Kemudian aspek konsistensi, secara khusus dalam penerjemahan ayat dan diksi. Sementara aspek substansi khusus berkenaan dengan makna dan kandungan ayat.
Penyempurnaan yang melibatkan para pakar Al Qur’an, tafsir, bahasa Arab dan tim ahli bahasa Indonesia ini, disebut oleh Menteri Agama saat itu Lukman Hakim Saifuddin sebagai upaya untuk menyempurnakan sesuai dengan perkembangan bahasa Indonesia dan dinamika kehidupan. Selain itu, ia juga menegaskan bahwa adanya edisi penyempurnaan terjemahan Al Qur’an bukan berarti edisi sebelumnya tidak benar. Melainkan edisi terbaru ini guna menghadirkan terjemahan yang lebih kontekstual dan mudah dipahami.
Baca juga: 7 Etika Yang Harus Diperhatikan Ketika Bergaul dengan Al-Quran
Metode dan Prinsip Terjemahan Al Qur’an Kemenag 2019
Terjemahan Al Qur’an ini menggunakan metode penerjemahan yang setia pada bahasa sumber. Maksudnya, lafadz yang bisa diterjemahkan secara harfiyah, maka akan diterjemahkan dengan harfiyah. Namun jika tidak bisa, penerjemahan dilakukan dengan tafsiriyah. Yakni dengan memberikan catatan tambahan, baik berupa footnote maupun penjelasan dalam kurung.
Sementara prinsip yang digunakan mencakup sepuluh poin yang terdiri sebagai berikut:
- Penulisan terjemahan ini mengikuti Pedoman Umum Ejaan Bahasa Indonesia (PUEBI), yang mengatur pemakaian huruf, penulisan kata, pemakaian tanda baca, dan penulisan unsur serapan.
- Struktur kalimat yang digunakan merupakan struktur kalimat bahasa Indonesia yang baku. Namun jika terdapat bagian kalimat yang dipentingkan, akan disesuaikan tanpa menyebabkan kesalahpahaman. Misalnya ptongan ayat wa lahū man fis samāwāti wa al-arḍi, di sini tetap diterjemahkan “Milik-Nyalah apa yang ada di langit dan di bumi”, bukan “Apa yang ada di langit dan di bumi adalah milik-Nya”. Hal ini menunjukkan adanya kalimat yang diutamakan.
- Terjemahan Al Qur’an ini tidak menggunakan kata penghubung ‘dan’ di permulaan ayat. Kecuali jika masih ada hubungan dengan ayat sebelumnya.

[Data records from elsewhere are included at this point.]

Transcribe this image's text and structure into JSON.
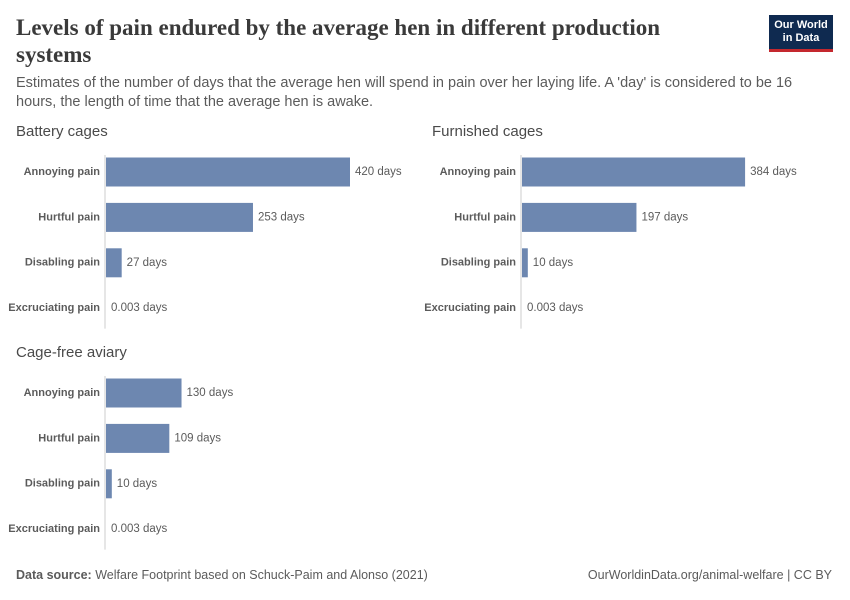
{
  "title": "Levels of pain endured by the average hen in different production systems",
  "subtitle": "Estimates of the number of days that the average hen will spend in pain over her laying life. A 'day' is considered to be 16 hours, the length of time that the average hen is awake.",
  "logo": [
    "Our World",
    "in Data"
  ],
  "source_label": "Data source:",
  "source": "Welfare Footprint based on Schuck-Paim and Alonso (2021)",
  "url": "OurWorldinData.org/animal-welfare | CC BY",
  "chart_data": [
    {
      "type": "bar",
      "title": "Battery cages",
      "categories": [
        "Annoying pain",
        "Hurtful pain",
        "Disabling pain",
        "Excruciating pain"
      ],
      "values": [
        420,
        253,
        27,
        0.003
      ],
      "value_labels": [
        "420 days",
        "253 days",
        "27 days",
        "0.003 days"
      ],
      "color": "#6d87b0"
    },
    {
      "type": "bar",
      "title": "Furnished cages",
      "categories": [
        "Annoying pain",
        "Hurtful pain",
        "Disabling pain",
        "Excruciating pain"
      ],
      "values": [
        384,
        197,
        10,
        0.003
      ],
      "value_labels": [
        "384 days",
        "197 days",
        "10 days",
        "0.003 days"
      ],
      "color": "#6d87b0"
    },
    {
      "type": "bar",
      "title": "Cage-free aviary",
      "categories": [
        "Annoying pain",
        "Hurtful pain",
        "Disabling pain",
        "Excruciating pain"
      ],
      "values": [
        130,
        109,
        10,
        0.003
      ],
      "value_labels": [
        "130 days",
        "109 days",
        "10 days",
        "0.003 days"
      ],
      "color": "#6d87b0"
    }
  ]
}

- Konsisten dalam menerjemahkan huruf, kata, dan kalimat dengan tetap memperhatikan konteks penyebJutannya.
- Dalam terjemahan ayat Al Qur’an ini, penyebutan nama-nama nabi tidak didahului kata ‘nabi’, dan setelahnya tidak ada tambahan ‘as’. Kecuali konteksnya sebagai penjelasan tambahan.
- Jika terdapat idiom atau metafora yang sulit, maka akan diterjemahkan sesuai dengan Bahasa yang mudah dipahami.
- Penerjemahan ayat-ayat mutasyabihat yang berbicara tentang sifat-sifat Allah, menggunakan pendekatan tafwidl dan ta’wil. Baik sifat zat maupun sifat perbuatan.
- Jika kalimat mutasyabihat dengan jelas menunjukkan sifat Allah, makna tafwidl Maksud dari tafwidl adalah memaknai kata dengan memasrahkan makna hakikatnya pada Allah. Contoh: fa ṡamma wajhullāh (wajah Allah).
- Sedangkan kalimat mutasyabihat yang tidak secara langsung menunjukkan sifat Allah, maka makna takwil didahulukan. Maksud dari takwil ini yaitu,memaknai kata dengan makna di luar bunyi tersuratnya. Contoh: yurīdūna wajhallāh (keridaan Allah).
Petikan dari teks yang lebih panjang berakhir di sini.